Bottom line, a Stock, also known as Equity, is simply, a security, a proof of fractional ownership of a company that issued the Stock. In simpler English, owning or buying a Stock, means that you, the buyer owns a fraction of the company represented by the number of shares you own. This entitles you to the owner of those shares to receive a share of the profits, if the company makes any. It also means that, if the company fails, you also lose the money you used to buy those shares. One unit of a company’s stock is called a “Share”. So, when you hear people say they own shares of “XYZ company”, it means they own that company stock that equals to the number of shares they bought.
How are stocks created?
Stocks are created by companies that want to raise money from the public. By selling these shares to the public, they are then required to make their financial data public. Shareholders can then request copies for review to determine if they should invest in the company.
Here is a simple example. Suppose you start a business. When you initially start your business, it is Privately owned. Suppose in the first year, your new business made $5000. You then realize that if you had money to expand, you could make $100,000. As a private company, only you bear the cost of running your business, and also keep the profits. So, instead of bearing all the risks, you decide to take your company Public. Based on your analysis, you decide, with inputs from an accounting firm, that the value of your company including, profits, land, building, etc, is $500,000.

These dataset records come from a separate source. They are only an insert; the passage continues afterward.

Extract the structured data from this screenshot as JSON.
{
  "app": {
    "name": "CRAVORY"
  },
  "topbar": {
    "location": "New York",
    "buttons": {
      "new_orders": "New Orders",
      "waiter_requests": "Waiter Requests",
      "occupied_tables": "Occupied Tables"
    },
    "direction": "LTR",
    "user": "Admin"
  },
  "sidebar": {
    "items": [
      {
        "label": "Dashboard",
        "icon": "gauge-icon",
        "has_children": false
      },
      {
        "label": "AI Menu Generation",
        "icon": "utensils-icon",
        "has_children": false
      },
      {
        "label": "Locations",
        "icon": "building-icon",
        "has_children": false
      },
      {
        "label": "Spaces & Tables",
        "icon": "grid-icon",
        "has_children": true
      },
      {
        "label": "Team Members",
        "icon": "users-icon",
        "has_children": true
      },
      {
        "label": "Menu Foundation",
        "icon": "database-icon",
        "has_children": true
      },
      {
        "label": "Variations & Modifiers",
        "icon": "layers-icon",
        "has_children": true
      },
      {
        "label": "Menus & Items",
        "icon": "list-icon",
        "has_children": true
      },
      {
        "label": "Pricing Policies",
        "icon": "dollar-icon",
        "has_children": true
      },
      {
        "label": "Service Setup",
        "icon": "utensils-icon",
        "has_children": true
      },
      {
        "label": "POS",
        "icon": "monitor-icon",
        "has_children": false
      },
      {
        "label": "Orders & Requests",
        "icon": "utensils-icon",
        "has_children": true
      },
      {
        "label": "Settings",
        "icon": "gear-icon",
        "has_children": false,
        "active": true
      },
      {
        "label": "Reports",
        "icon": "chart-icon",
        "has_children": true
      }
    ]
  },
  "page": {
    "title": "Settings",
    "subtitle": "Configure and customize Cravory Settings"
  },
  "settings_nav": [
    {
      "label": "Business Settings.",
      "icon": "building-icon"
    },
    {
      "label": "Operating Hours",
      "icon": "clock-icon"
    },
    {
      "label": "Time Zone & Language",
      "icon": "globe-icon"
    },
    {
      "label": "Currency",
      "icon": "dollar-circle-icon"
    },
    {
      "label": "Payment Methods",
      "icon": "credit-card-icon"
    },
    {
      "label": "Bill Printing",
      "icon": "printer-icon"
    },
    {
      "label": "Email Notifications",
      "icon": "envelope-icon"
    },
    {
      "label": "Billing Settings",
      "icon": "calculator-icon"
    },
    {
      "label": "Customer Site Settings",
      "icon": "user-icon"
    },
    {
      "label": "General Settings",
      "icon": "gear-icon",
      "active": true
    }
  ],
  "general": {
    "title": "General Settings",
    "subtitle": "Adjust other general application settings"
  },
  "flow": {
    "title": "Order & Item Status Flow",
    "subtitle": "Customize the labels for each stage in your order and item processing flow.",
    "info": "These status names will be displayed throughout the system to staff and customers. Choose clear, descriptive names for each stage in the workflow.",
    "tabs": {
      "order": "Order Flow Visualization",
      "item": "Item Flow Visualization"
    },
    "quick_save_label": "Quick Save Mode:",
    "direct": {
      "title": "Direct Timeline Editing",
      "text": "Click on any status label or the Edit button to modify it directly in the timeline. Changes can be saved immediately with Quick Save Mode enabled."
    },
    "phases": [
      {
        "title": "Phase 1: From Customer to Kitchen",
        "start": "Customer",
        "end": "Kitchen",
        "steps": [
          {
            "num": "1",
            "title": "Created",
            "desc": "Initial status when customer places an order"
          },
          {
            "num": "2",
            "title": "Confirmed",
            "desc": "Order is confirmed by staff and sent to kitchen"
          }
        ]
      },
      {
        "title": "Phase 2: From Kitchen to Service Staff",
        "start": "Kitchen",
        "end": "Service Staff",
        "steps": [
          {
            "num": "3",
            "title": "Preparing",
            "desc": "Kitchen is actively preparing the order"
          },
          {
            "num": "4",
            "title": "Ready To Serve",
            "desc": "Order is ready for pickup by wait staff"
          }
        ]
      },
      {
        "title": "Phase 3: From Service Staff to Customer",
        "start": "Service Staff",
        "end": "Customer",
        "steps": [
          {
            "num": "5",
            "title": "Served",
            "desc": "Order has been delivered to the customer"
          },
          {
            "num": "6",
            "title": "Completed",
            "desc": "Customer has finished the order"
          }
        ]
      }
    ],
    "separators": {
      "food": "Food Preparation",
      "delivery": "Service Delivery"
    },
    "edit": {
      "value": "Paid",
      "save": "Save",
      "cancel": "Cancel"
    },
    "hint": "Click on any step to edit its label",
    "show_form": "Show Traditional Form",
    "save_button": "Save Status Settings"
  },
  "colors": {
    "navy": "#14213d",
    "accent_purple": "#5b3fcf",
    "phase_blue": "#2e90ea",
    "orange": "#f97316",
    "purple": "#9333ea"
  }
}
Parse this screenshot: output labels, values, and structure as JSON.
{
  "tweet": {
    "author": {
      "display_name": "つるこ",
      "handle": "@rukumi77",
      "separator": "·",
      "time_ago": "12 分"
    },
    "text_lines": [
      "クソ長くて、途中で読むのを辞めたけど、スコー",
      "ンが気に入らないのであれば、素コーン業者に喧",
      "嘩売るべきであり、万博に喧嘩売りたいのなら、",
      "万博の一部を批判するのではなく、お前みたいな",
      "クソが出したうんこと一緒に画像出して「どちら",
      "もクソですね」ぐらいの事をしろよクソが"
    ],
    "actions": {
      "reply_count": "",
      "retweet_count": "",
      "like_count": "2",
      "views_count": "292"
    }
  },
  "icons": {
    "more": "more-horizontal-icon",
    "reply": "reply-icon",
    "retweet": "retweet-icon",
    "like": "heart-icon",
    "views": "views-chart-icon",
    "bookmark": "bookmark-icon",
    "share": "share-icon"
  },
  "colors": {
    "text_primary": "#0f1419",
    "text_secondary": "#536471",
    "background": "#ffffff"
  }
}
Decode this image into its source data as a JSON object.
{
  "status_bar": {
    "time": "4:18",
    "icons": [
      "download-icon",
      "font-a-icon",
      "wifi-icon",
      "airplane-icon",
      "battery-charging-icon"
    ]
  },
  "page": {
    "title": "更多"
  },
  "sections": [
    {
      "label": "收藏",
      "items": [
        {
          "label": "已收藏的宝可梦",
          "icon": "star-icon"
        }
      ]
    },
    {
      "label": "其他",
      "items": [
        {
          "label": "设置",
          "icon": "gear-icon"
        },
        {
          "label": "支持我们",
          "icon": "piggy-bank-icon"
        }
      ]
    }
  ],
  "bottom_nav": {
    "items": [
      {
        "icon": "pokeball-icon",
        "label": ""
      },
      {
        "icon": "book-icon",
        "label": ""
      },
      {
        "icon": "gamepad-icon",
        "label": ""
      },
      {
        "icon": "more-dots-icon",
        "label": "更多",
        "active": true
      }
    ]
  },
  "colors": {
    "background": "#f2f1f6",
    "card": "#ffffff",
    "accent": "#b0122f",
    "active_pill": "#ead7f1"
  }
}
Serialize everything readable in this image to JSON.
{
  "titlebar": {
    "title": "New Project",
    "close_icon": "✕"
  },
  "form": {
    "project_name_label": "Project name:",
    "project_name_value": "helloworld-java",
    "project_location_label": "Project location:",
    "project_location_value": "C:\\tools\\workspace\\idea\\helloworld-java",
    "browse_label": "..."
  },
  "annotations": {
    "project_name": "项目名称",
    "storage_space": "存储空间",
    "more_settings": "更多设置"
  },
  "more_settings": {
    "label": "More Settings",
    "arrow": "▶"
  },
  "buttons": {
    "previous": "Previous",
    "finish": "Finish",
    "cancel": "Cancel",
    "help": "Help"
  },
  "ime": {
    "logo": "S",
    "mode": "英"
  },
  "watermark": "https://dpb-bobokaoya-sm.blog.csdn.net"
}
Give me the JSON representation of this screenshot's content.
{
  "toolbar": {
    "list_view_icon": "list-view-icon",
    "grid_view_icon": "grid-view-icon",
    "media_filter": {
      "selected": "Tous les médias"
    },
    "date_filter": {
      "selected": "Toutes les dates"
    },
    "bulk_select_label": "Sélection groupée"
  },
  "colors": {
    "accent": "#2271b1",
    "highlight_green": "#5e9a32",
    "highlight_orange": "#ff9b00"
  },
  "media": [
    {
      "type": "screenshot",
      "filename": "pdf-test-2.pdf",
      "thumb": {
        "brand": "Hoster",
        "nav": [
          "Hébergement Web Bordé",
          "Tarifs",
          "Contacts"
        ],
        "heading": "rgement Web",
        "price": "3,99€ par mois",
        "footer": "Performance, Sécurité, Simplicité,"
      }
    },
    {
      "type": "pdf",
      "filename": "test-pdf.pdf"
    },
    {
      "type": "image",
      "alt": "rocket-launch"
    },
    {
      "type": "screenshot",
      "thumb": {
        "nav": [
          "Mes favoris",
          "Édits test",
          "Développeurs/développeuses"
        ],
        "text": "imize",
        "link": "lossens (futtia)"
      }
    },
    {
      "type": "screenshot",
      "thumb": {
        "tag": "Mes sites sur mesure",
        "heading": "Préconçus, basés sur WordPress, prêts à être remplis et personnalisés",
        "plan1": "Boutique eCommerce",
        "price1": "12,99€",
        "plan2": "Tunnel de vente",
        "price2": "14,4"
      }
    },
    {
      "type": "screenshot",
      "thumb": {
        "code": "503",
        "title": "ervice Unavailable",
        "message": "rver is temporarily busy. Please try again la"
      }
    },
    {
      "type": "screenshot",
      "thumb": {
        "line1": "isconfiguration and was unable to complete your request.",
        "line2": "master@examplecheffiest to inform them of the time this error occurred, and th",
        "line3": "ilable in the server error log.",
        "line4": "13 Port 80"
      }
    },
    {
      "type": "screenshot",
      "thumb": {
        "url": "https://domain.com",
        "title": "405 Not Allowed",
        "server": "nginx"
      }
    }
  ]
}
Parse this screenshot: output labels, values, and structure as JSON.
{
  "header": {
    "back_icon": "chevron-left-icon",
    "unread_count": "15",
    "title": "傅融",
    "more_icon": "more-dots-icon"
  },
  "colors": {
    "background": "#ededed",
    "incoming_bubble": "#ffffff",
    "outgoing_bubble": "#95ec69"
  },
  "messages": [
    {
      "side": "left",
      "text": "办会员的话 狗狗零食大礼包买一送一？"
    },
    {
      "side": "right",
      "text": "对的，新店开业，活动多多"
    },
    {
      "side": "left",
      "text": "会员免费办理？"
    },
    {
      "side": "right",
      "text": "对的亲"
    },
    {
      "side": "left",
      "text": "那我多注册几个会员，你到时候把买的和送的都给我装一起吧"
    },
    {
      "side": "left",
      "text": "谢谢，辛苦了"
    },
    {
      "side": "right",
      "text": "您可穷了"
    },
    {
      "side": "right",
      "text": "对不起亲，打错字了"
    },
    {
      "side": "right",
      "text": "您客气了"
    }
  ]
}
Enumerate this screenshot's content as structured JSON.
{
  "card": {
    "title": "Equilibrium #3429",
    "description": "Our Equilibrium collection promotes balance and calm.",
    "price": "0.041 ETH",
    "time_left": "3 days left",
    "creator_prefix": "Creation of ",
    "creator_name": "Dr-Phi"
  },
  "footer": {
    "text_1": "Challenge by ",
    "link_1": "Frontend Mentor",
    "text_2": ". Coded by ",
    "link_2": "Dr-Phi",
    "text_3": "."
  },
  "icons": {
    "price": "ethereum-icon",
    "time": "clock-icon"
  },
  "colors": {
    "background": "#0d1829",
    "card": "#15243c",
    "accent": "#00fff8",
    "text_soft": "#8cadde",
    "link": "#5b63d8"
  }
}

You could then issue shares for people to buy. To keep our example simple, you decide to create 500,000 Shares. This puts the value of the Shares at $1.00 per share. This does not mean; the shares will trade at $1.00. They could trade higher or lower. Suppose investors believe the company is undervalued, they could offer to buy the shares at $5.00 per share, giving your company a market valuation of $2.5 Millions! This new value of your company is known as the Market Cap, short for Market Capitalization. This value goes up and down, depending on the value of your company stock.
• A stock is a “receipt”, proof of ownership (fractional) in a company.
• Stocks are also known as Equity in a company.
• A single stock is called a Share.
• Stocks are created by companies that want to raise money from the public.
• The Market Cap, short for Market Capitalization of a company is simply, the number of outstanding Shares multiplied by the Price of each Share.
• The profits you get are based on the number of Shares you own, and so are your loses too.